The nationally circulated Yomiuri newspaper said in its Friday's editions that TEPCO will rack up a loss of 1.5 trillion yen ($18 billion) for the fiscal year ended March 2011. Kyodo News agency put TEPCO's annual loss at 1.2 trillion yen ($14.7 billion).

TEPCO had a profit of nearly 134 billion yen the previous fiscal year.

Overall losses from the disaster are expected to be far bigger, including compensation for the thousands of people forced to evacuate from their homes around Fukushima Dai-ichi, and businesses such as farms that say products were damaged by radiation.

TEPCO must also shoulder the costs of resolving the problems at the reactors, as well as restarting other kinds of power plants, which aren't nuclear, to make up for the electricity shortfall.

The government has been studying possible bailouts, including using contributions from other utilities and taxpayer money to help TEPCO deal with the towering costs.

TEPCO has been criticized for being unprepared for the tsunami despite some scientific evidence that earthquake-prone Japan could be hit with a wave of that size. It has also been criticized for being slow and lacking transparency in disclosing information about the plant's problems.

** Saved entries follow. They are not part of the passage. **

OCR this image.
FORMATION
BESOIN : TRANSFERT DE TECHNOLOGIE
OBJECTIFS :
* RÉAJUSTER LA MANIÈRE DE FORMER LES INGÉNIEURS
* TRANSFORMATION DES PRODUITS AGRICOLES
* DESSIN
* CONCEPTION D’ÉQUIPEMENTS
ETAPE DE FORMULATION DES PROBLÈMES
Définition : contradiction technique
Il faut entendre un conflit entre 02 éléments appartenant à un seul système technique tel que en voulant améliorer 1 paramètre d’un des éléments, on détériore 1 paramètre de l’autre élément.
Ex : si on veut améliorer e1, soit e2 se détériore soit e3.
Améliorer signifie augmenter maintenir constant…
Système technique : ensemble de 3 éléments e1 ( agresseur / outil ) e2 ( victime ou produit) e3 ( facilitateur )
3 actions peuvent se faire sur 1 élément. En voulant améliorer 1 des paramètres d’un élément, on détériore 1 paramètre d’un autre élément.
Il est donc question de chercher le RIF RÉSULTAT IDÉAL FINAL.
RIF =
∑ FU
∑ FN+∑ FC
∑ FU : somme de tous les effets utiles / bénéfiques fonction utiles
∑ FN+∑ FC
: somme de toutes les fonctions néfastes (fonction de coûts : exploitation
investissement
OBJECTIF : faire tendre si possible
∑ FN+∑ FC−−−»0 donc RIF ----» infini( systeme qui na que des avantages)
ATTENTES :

Officials told reporters repeatedly the fuel cores at the damaged plant were relatively intact despite explosions at four reactors. Only recently, did they acknowledge the meltdowns.

Power shortages are another challenge for the world's third largest economy besides the destruction over stretches of its Pacific coast. The March disasters have left 24,000 people dead or missing.

Japanese automakers said Thursday they will produce vehicles over the weekend and take Thursday and Friday off to even out power use during the peak months of July, August and September to avert blackouts.

The Japanese economy shrank at a worse-than-expected annualized rate of 3.7 percent from January-March, marking the second straight quarter of negative growth, as factory production and exports plunged, according to government data released Thursday.

TEPCO stock, which traded at 2,121 yen ($26) before the quake, was at 355 yen ($4.3) Friday morning, down 0.8 percent.